Ormat revenues increased 13% YoY to $829m in FY23, mainly because of new installations and the end of maintenance work at some plants. Such investments have been financed through debt for $1B, stock issuance for $682m and operating cash flows, which was equal to $309m in FY23. They also enabled the reduction of operating costs, with EBITDA and Net Income margin reaching 44% and 15% respectively. I expect further revenue growth in the next 3 years, thanks to the acquisition of ENEL's assets, the installation of new plants as well as increased revenues in the Product segment. Moreover, I believe margins will be in line with FY23, positively impacted by improving marginality in both Products and Energy Storage.

CF and BS

seekingalpha.com and Author's Analysis

As can be seen in the above charts, ORA had always achieved negative Free Cash Flow between FY16 and FY23, especially since FY20 when the new plant construction campaign intensified. The data highlights how Ormat was not able to produce positive FCF even in years of lower growth and investment.

High capital requirements have almost doubled net debt, $1.9B on Dec 23 vs $1.0B on Dec 20, with a Net Debt/EBITDA ratio reaching 4.5x, further covered by $3.8B in PP&E. Between 2024 and 2026, the implementation of the business plan will still require a significant amount of capital, which will be added partly through additional debt as was the case with the ENEL acquisition, and partly through future possible capital increases, which have been employed several times in past years.

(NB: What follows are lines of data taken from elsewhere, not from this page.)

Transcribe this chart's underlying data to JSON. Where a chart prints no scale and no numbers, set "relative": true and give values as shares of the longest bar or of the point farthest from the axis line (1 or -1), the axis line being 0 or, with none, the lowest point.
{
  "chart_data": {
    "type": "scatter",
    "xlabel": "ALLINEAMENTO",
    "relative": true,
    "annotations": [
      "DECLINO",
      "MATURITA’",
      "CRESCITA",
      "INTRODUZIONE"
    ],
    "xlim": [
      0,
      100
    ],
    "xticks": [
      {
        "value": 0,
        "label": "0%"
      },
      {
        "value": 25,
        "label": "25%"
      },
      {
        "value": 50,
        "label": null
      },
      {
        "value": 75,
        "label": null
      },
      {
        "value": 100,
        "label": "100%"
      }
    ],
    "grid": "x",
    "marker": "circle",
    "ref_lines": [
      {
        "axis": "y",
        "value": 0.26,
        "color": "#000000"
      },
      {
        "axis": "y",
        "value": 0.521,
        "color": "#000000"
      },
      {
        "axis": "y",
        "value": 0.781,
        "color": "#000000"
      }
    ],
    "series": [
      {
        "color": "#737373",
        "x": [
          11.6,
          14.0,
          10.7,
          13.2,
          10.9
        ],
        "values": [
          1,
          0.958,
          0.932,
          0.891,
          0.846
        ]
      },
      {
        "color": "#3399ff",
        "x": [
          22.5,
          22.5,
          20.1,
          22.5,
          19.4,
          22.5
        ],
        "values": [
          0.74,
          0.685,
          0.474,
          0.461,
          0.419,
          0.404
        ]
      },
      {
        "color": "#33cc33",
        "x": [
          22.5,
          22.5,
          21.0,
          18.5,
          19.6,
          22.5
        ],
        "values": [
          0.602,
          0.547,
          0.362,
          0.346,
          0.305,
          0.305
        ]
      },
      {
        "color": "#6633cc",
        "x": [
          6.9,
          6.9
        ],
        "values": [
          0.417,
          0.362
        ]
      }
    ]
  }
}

The Inflation Reduction Act provides an excellent opportunity to finance some of the needed liquidity through tax equity financing as geothermal power plants generate tax credits in the form of PTCs and storage systems in the form of ITCs. The company expects indeed to raise $145m from tax equity partners in FY24. Tax credits will be a key factor that will allow ORA to achieve higher margins in the coming years than the historical average, leading to lower cost of financing and easier capital raising.

Discounted Cash Flow

To have a further view of the valuation of the company, I carried out a Discounted Cash Flow analysis using the following assumptions:

The model is a two-stage DCF, with the first stage being composed of expected FCF up to FY28, whereas the second one accounts for the discounted cash flows going from FY29 and FY63. Please note that the second stage is 10 years longer than the one I used in my previous analyses, to consider the greater residual life of geothermal plants compared with solar and wind plants.

Beta equal to 0.47x, sourced from Yahoo Finance.

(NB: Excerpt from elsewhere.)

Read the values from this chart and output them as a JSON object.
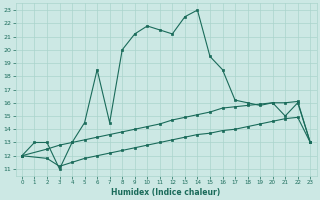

MRP (7.47%) and Risk-Free rate (5.94%) were obtained using Fernandez's FY23 data, weighted by the geographic breakdown of the company's revenues. The cost of equity obtained is 6.66%. ORA has higher numbers than the competitors analyzed in previous articles because of its greater exposure in developing countries such as Kenya and Indonesia.

Cost of debt (4.66%) was obtained from the ratio of interest expenditure to Ormat's total debt as of December 2023.

WACC = 5.67%.

The model returns a value of $41.77 a share, about 38% lower than the current market price. This is consistent with my bear expectations, as FY24E EV/EBITDA of 13.8x and FY24E P/E of 29x are multiples too high compared with the companies analyzed in the sector in previous articles.

DCF

Author's analysis and expectations

Conclusions

Overall, I currently rate Ormat Technologies as a Hold. I am pleasantly impressed by the company's well vertically integrated organization, a factor that could be a great asset in the future, especially if geothermal technologies would evolve further. ORA seems to have, at least for the time being, debt under control, largely covered by tangible assets, despite the heavy expansion investments initiated by the company in FY20. The improvement in financial performance during FY23 is expected to continue, boosted by the tax credits introduced by the IRA. However, I believe the stock is currently too expensive, about 30-40% above fair price. In addition, the dividend of 0.79% appears far more modest than that returned by other IPPs, underscoring concerns about the company's operating cash generation.